On September 18, 2019, the California governor signed AB5, whose stated intention was to prevent the classification of actual employees as independent contractors thereby avoiding payroll taxation.

But the primary reason being advanced was to affirmatively provide “basic rights and protections they (workers) deserve under the law, including a minimum wage, workers’ compensation if they are injured on the job, unemployment insurance, paid sick leave, and paid family leave”

The law seemed to have targeted Gig economy workers like Uber and Lyft drivers who had always been considered independent contractors and not subject to normal payroll taxation (except for the self-reporting of income and their customer responsibility to file form 1099 for payments to independent contractors.

After a bitter fight against it, the AB5 law passed and the lawsuits began. See “Franchise Groups Want Out of AB5, according to lawsuit”.

There are other lawsuits pending and not just from franchises (as above), but truck drivers and even some doctors, many of whom had always been considered independent contractors. They were now having that status challenged.

But here again there are implications for the staffing companies who have gotten themselves in serious problems, at times, by not strictly enforcing the IRS guidelines or getting a written opinion from them or a good tax attorney before deciding.

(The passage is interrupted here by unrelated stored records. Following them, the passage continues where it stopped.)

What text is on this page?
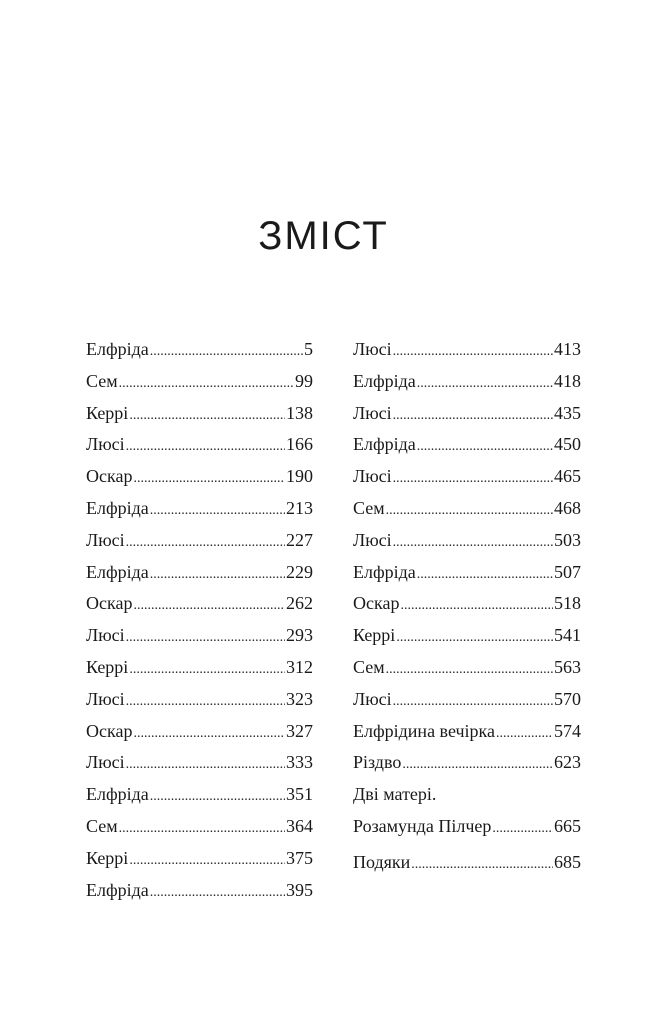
ЗМІСТ
Елфріда .....	5
Сем .....	99
Керрі .....	138
Люсі .....	166
Оскар .....	190
Елфріда .....	213
Люсі .....	227
Елфріда .....	229
Оскар .....	262
Люсі .....	293
Керрі .....	312
Люсі .....	323
Оскар .....	327
Люсі .....	333
Елфріда .....	351
Сем .....	364
Керрі .....	375
Елфріда .....	395
Люсі .....	413
Елфріда .....	418
Люсі .....	435
Елфріда .....	450
Люсі .....	465
Сем .....	468
Люсі .....	503
Елфріда .....	507
Оскар .....	518
Керрі .....	541
Сем .....	563
Люсі .....	570
Елфрідина вечірка .....	574
Різдво .....	623
Дві матері.
Розамунда Пілчер .....	665
Подяки .....	685
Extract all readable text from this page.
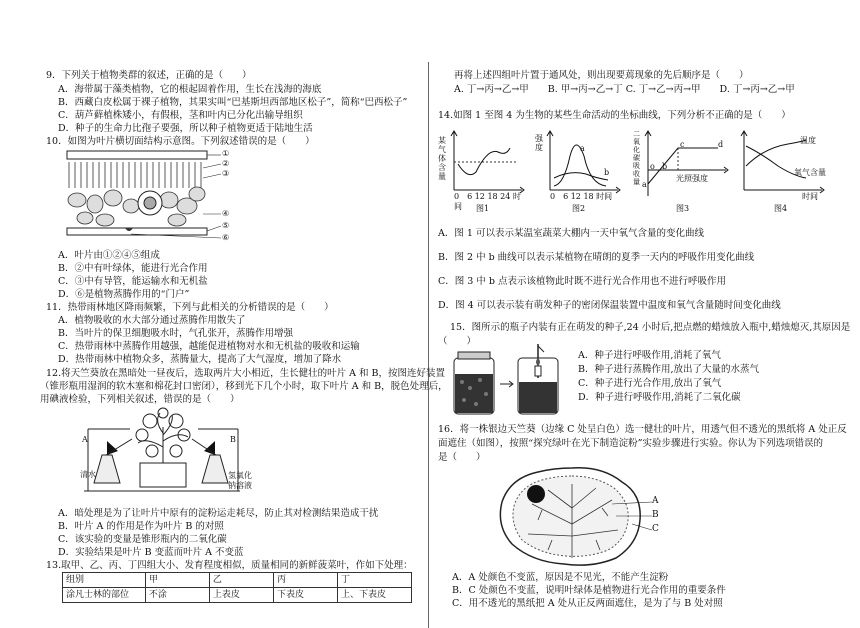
9．下列关于植物类群的叙述，正确的是（　　）
A．海带属于藻类植物，它的根起固着作用，生长在浅海的海底
B．西藏白皮松属于裸子植物，其果实叫“巴基斯坦西部地区松子”，简称“巴西松子”
C．葫芦藓植株矮小，有假根，茎和叶内已分化出输导组织
D．种子的生命力比孢子要强，所以种子植物更适于陆地生活
10．如图为叶片横切面结构示意图。下列叙述错误的是（　　）
①
②
③
④
⑤
⑥
A．叶片由①②④⑤组成
B．②中有叶绿体，能进行光合作用
C．③中有导管，能运输水和无机盐
D．⑥是植物蒸腾作用的“门户”
11．热带雨林地区降雨频繁，下列与此相关的分析错误的是（　　）
A．植物吸收的水大部分通过蒸腾作用散失了
B．当叶片的保卫细胞吸水时，气孔张开，蒸腾作用增强
C．热带雨林中蒸腾作用越强，越能促进植物对水和无机盐的吸收和运输
D．热带雨林中植物众多，蒸腾量大，提高了大气湿度，增加了降水
12.将天竺葵放在黑暗处一昼夜后，选取两片大小相近，生长健壮的叶片 A 和 B，按图连好装置
（锥形瓶用湿润的软木塞和棉花封口密闭），移到光下几个小时，取下叶片 A 和 B，脱色处理后，
用碘液检验，下列相关叙述，错误的是（　　）
A	B
清水	氢氧化
钠溶液
A．暗处理是为了让叶片中原有的淀粉运走耗尽，防止其对检测结果造成干扰
B．叶片 A 的作用是作为叶片 B 的对照
C．该实验的变量是锥形瓶内的二氧化碳
D．实验结果是叶片 B 变蓝而叶片 A 不变蓝
13.取甲、乙、丙、丁四组大小、发育程度相似，质量相同的新鲜菠菜叶，作如下处理：
组别	甲	乙	丙	丁
涂凡士林的部位	不涂	上表皮	下表皮	上、下表皮
再将上述四组叶片置于通风处，则出现要蔫现象的先后顺序是（　　）
A. 丁→丙→乙→甲　　B. 甲→丙→乙→丁 C. 丁→乙→丙→甲　　D. 丁→丙→乙→甲
14.如图 1 至图 4 为生物的某些生命活动的坐标曲线，下列分析不正确的是（　　）
某
气
体
含
量
0　6 12 18 24 时间	图1
强
度	a
b
0　6 12 18 时间
图2
二
氧
化
碳
吸
收
量
o b
a
c	d
光照强度
图3
温度
氧气含量
时间
图4
A．图 1 可以表示某温室蔬菜大棚内一天中氧气含量的变化曲线
B．图 2 中 b 曲线可以表示某植物在晴朗的夏季一天内的呼吸作用变化曲线
C．图 3 中 b 点表示该植物此时既不进行光合作用也不进行呼吸作用
D．图 4 可以表示装有萌发种子的密闭保温装置中温度和氧气含量随时间变化曲线
15．图所示的瓶子内装有正在萌发的种子,24 小时后,把点燃的蜡烛放入瓶中,蜡烛熄灭,其原因是
（　　）
A．种子进行呼吸作用,消耗了氧气
B．种子进行蒸腾作用,放出了大量的水蒸气
C．种子进行光合作用,放出了氧气
D．种子进行呼吸作用,消耗了二氧化碳
16．将一株银边天竺葵（边缘 C 处呈白色）选一健壮的叶片，用透气但不透光的黑纸将 A 处正反
面遮住（如图），按照“探究绿叶在光下制造淀粉”实验步骤进行实验。你认为下列选项错误的
是（　　）
A
B
C
A．A 处颜色不变蓝，原因是不见光，不能产生淀粉
B．C 处颜色不变蓝，说明叶绿体是植物进行光合作用的重要条件
C．用不透光的黑纸把 A 处从正反两面遮住，是为了与 B 处对照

The advent of the Gig Economy.

One of the most consequential developments in the Staffing industry is going on right now and started a little more than 10 years ago. The sea-change is the advent of very large, well-funded, cloud-based platforms. These platforms have created a world-wide easily accessible method for millions of workers to connect with millions of customers, talk with them, and be paid by them for completed projects, all through the Internet.

It is both a challenge to governments who are denied taxes and to those businesses who often must compete with them but compete from a clear disadvantage.

There are other issues with these new Gig economy platforms both within and without the traditional staffing companies. I have written about these issues in two previous blogs: “Problems in Paradise? – Troubles for the Gig Economy” & “Problems in the Gig Economy – Part Two

I will be doing more research and writing more about the history of the Staffing industry. I thought I could do a quick review of the industry, but the events and issues are more than can be handled in a normal blog article. I think a series of short articles would be better. I will work on it.

Happy New Year! And keep on staying safe!